Неужели все это не радует ее? Неужели она не гордится своей нравственной силой и влиянием? До сего дня в его ушах звучат слова: «Какая разница между вами и вашим братом!» Он понимает эту разницу и видит, что брат нравственно выше его. И, естественно, Шушаник вправе ненавидеть его и уважать Смбата, порицать одного брата и хвалить другого. Почему же она избегает его, почему скрывает свои чувства, неужели Шушаник думает, что Микаэл ничего не видит и ничего не чувствует?

– Ведь вы же любите, да, любите его. Краснейте, сердитесь, как там хотите, – но я говорю правду. Что ж, ничего не поделаешь, – насильно мил не будешь. Продолжайте меня ненавидеть сколько вам будет угодно, отныне я вас оставлю в покое, но поймите одно: я уж не так испорчен, как вы думаете, в моем сердце есть еще чистый уголок. И когда-нибудь вы убедитесь, да, убедитесь, что этот уголок бережется для вас, и только для вас.

Он прошел несколько шагов и остановился, бледный, учащенно дыша.
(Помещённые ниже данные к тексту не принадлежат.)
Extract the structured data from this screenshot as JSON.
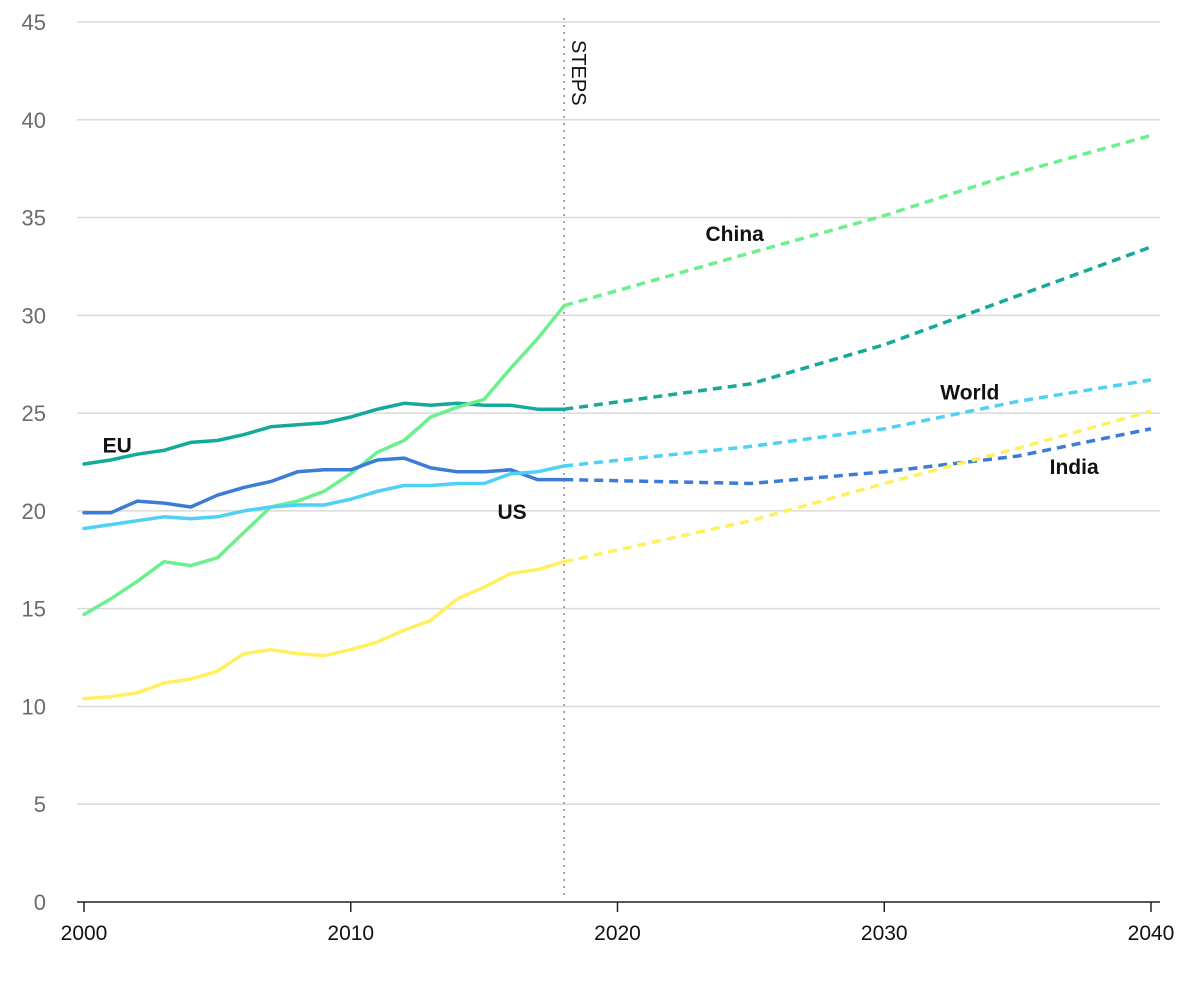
{
  "chart_data": {
    "type": "line",
    "title": "",
    "xlabel": "",
    "ylabel": "",
    "xlim": [
      2000,
      2040
    ],
    "ylim": [
      0,
      45
    ],
    "x_ticks": [
      "2000",
      "2010",
      "2020",
      "2030",
      "2040"
    ],
    "y_ticks": [
      "0",
      "5",
      "10",
      "15",
      "20",
      "25",
      "30",
      "35",
      "40",
      "45"
    ],
    "grid": "horizontal",
    "legend": "none (direct labels)",
    "projection_marker": {
      "year": 2018,
      "label": "STEPS"
    },
    "series": [
      {
        "name": "EU",
        "color": "#14a99a",
        "historical": [
          [
            2000,
            22.4
          ],
          [
            2001,
            22.6
          ],
          [
            2002,
            22.9
          ],
          [
            2003,
            23.1
          ],
          [
            2004,
            23.5
          ],
          [
            2005,
            23.6
          ],
          [
            2006,
            23.9
          ],
          [
            2007,
            24.3
          ],
          [
            2008,
            24.4
          ],
          [
            2009,
            24.5
          ],
          [
            2010,
            24.8
          ],
          [
            2011,
            25.2
          ],
          [
            2012,
            25.5
          ],
          [
            2013,
            25.4
          ],
          [
            2014,
            25.5
          ],
          [
            2015,
            25.4
          ],
          [
            2016,
            25.4
          ],
          [
            2017,
            25.2
          ],
          [
            2018,
            25.2
          ]
        ],
        "projected": [
          [
            2018,
            25.2
          ],
          [
            2025,
            26.5
          ],
          [
            2030,
            28.5
          ],
          [
            2035,
            31.0
          ],
          [
            2040,
            33.5
          ]
        ]
      },
      {
        "name": "China",
        "color": "#6cf08c",
        "historical": [
          [
            2000,
            14.7
          ],
          [
            2001,
            15.5
          ],
          [
            2002,
            16.4
          ],
          [
            2003,
            17.4
          ],
          [
            2004,
            17.2
          ],
          [
            2005,
            17.6
          ],
          [
            2006,
            18.9
          ],
          [
            2007,
            20.2
          ],
          [
            2008,
            20.5
          ],
          [
            2009,
            21.0
          ],
          [
            2010,
            21.9
          ],
          [
            2011,
            23.0
          ],
          [
            2012,
            23.6
          ],
          [
            2013,
            24.8
          ],
          [
            2014,
            25.3
          ],
          [
            2015,
            25.7
          ],
          [
            2016,
            27.3
          ],
          [
            2017,
            28.8
          ],
          [
            2018,
            30.5
          ]
        ],
        "projected": [
          [
            2018,
            30.5
          ],
          [
            2025,
            33.2
          ],
          [
            2030,
            35.1
          ],
          [
            2035,
            37.3
          ],
          [
            2040,
            39.2
          ]
        ]
      },
      {
        "name": "US",
        "color": "#3c7bd6",
        "historical": [
          [
            2000,
            19.9
          ],
          [
            2001,
            19.9
          ],
          [
            2002,
            20.5
          ],
          [
            2003,
            20.4
          ],
          [
            2004,
            20.2
          ],
          [
            2005,
            20.8
          ],
          [
            2006,
            21.2
          ],
          [
            2007,
            21.5
          ],
          [
            2008,
            22.0
          ],
          [
            2009,
            22.1
          ],
          [
            2010,
            22.1
          ],
          [
            2011,
            22.6
          ],
          [
            2012,
            22.7
          ],
          [
            2013,
            22.2
          ],
          [
            2014,
            22.0
          ],
          [
            2015,
            22.0
          ],
          [
            2016,
            22.1
          ],
          [
            2017,
            21.6
          ],
          [
            2018,
            21.6
          ]
        ],
        "projected": [
          [
            2018,
            21.6
          ],
          [
            2025,
            21.4
          ],
          [
            2030,
            22.0
          ],
          [
            2035,
            22.8
          ],
          [
            2040,
            24.2
          ]
        ]
      },
      {
        "name": "World",
        "color": "#4fd1f3",
        "historical": [
          [
            2000,
            19.1
          ],
          [
            2001,
            19.3
          ],
          [
            2002,
            19.5
          ],
          [
            2003,
            19.7
          ],
          [
            2004,
            19.6
          ],
          [
            2005,
            19.7
          ],
          [
            2006,
            20.0
          ],
          [
            2007,
            20.2
          ],
          [
            2008,
            20.3
          ],
          [
            2009,
            20.3
          ],
          [
            2010,
            20.6
          ],
          [
            2011,
            21.0
          ],
          [
            2012,
            21.3
          ],
          [
            2013,
            21.3
          ],
          [
            2014,
            21.4
          ],
          [
            2015,
            21.4
          ],
          [
            2016,
            21.9
          ],
          [
            2017,
            22.0
          ],
          [
            2018,
            22.3
          ]
        ],
        "projected": [
          [
            2018,
            22.3
          ],
          [
            2025,
            23.3
          ],
          [
            2030,
            24.2
          ],
          [
            2035,
            25.6
          ],
          [
            2040,
            26.7
          ]
        ]
      },
      {
        "name": "India",
        "color": "#fff060",
        "historical": [
          [
            2000,
            10.4
          ],
          [
            2001,
            10.5
          ],
          [
            2002,
            10.7
          ],
          [
            2003,
            11.2
          ],
          [
            2004,
            11.4
          ],
          [
            2005,
            11.8
          ],
          [
            2006,
            12.7
          ],
          [
            2007,
            12.9
          ],
          [
            2008,
            12.7
          ],
          [
            2009,
            12.6
          ],
          [
            2010,
            12.9
          ],
          [
            2011,
            13.3
          ],
          [
            2012,
            13.9
          ],
          [
            2013,
            14.4
          ],
          [
            2014,
            15.5
          ],
          [
            2015,
            16.1
          ],
          [
            2016,
            16.8
          ],
          [
            2017,
            17.0
          ],
          [
            2018,
            17.4
          ]
        ],
        "projected": [
          [
            2018,
            17.4
          ],
          [
            2025,
            19.5
          ],
          [
            2030,
            21.4
          ],
          [
            2035,
            23.2
          ],
          [
            2040,
            25.1
          ]
        ]
      }
    ]
  }
}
Шушаник хранила молчание. Она то краснела, то бледнела, старалась прибавить шагу и скорее добраться до дому, как бы опасаясь еще большей откровенности. Вместе с тем девушка невольно заинтересовалась душевным состоянием Микаэла – ей хотелось дослушать его. Колеблясь и дрожа, она силилась понять, чего же хочет от нее этот человек. Микаэл кончил, и Шушаник подумала: ведь надо же ответить ему? Ей казалось, что она обязана что-то сказать. В ней зародилось нечто похожее на сострадание, однако она не хотела этого показать. Шушаник в то же время не сомневалась в искренности Микаэла. И эта искренность возвысила в глазах девушки человека, казавшегося ей падшим.

– Прощайте! – сказал Микаэл, не дождавшись от нее никакого ответа.

– Прощайте.

Микаэл удалился быстрыми шагами, с сердцем, разрывавшимся от горя. Какая гордость и сдержанность у этой простушки! И кто ее так воспитал? Какая среда выковала в ней такую твердость воли? Она оказалась настолько сильной, что ни слова не проронила о Смбате – не возражала, не спорила, а только молчала. И это упорное молчание действовало на Микаэла сильнее слов.

Глубокая ночь. Шушаник не спится. В ее ушах все еще звучат слова Микаэла. А правдивы ли они, эти слова? Но ведь он так беспощадно осуждал себя. Нет, Микаэл кается в своих поступках, кается вполне чистосердечно. Ну и бог с ним, пусть думает теперь о ней, что хочет. Он сам сказал: «прощайте», значит – решил оставить Шушаник в покое. Ей только этого и хотелось.

И постепенно в ее воображении взволнованный образ Микаэла стал бледнеть, уступая место мужественному облику Смбата.

Почему он не приезжает на промысла? Неужели Смбат хочет смирить дерзкое воображение Шушаник, или, быть может, он решил уступить дорогу брату? Можно ли допустить, чтобы Смбат был способен на такую низость? Нет, никогда!.. Он благороден, он не позволит себе так думать о Шушаник.

Нужно положить этому конец. Глупо, безумно любить одного брата и быть преследуемой другим, стремиться к одному – и избегать другого. Надо все выкинуть из головы и снова отдаться былой жизни. Довольно она наделала глупостей. Но как, боже мой, выкинуть все это из головы? Она прислушивалась к шипению пара – и слышала милый голос; всматривалась в ночную тьму – и видела благородное лицо. Всюду он, и только он. Словно это злой дух, окончательно решивший лишить ее покоя и довести до безумия.